Valentine’s Day, in fact, originated as a liturgical feast day of the classical and Medieval Christian church commemorating the heroic yet gruesome martyrdom of Saint Valentine, an outspoken 3rd-century priest who celebrated and defended the sanctity of Christian marriage in a day when polygamy and licentiousness were the norms.
Despite the distance in time, things are not much different in our own day as we are witnessing the rapid, post sexual revolution disintegration of the family, a pervasive “anything goes” sexual permissiveness, and a full scale assault on the ideals of Christian marriage and the nuclear family.

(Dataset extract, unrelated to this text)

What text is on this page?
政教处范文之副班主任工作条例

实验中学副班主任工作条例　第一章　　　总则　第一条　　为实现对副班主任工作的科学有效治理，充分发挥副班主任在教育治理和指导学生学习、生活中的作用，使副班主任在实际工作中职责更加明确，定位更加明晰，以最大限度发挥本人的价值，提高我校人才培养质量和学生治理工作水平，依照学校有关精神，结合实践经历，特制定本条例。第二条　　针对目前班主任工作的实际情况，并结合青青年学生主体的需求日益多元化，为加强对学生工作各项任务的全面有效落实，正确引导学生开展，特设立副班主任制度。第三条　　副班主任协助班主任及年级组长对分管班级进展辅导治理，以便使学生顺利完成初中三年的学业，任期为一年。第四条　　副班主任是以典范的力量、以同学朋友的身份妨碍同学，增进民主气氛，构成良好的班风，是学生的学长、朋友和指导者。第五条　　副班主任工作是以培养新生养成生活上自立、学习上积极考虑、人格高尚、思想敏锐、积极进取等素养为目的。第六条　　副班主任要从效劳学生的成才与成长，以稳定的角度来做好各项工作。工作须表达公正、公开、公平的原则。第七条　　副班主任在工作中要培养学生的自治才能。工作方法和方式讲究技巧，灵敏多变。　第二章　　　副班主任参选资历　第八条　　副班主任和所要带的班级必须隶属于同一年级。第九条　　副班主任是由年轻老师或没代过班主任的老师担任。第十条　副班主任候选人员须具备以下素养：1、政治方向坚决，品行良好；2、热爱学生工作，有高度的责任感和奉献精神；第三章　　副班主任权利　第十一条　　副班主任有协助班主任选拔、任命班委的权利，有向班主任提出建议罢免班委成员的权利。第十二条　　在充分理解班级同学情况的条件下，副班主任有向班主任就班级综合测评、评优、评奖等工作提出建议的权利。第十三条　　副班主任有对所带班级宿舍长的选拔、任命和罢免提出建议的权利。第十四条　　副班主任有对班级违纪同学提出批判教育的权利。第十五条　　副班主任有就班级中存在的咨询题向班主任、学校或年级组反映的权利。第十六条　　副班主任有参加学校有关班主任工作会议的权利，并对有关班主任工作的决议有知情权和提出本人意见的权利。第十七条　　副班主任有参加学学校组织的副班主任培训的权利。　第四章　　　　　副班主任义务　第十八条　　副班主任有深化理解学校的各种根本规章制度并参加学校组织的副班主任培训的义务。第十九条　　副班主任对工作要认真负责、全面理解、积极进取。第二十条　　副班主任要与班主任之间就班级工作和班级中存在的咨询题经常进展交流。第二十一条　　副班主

While Christians aren’t necessarily being martyred in the streets for their biblical views on marriage, they are routinely “crucified” in popular media, politics, and the court of public opinion.
While there isn’t anything inherently wrong with exchanging valentines and passing out Hershey Kisses (yes, our student do engage in these fun activities), it is important as a Christian educational community living in a post-modern, neo-pagan culture, that we don’t lose sight of the true meaning of Valentine’s Day.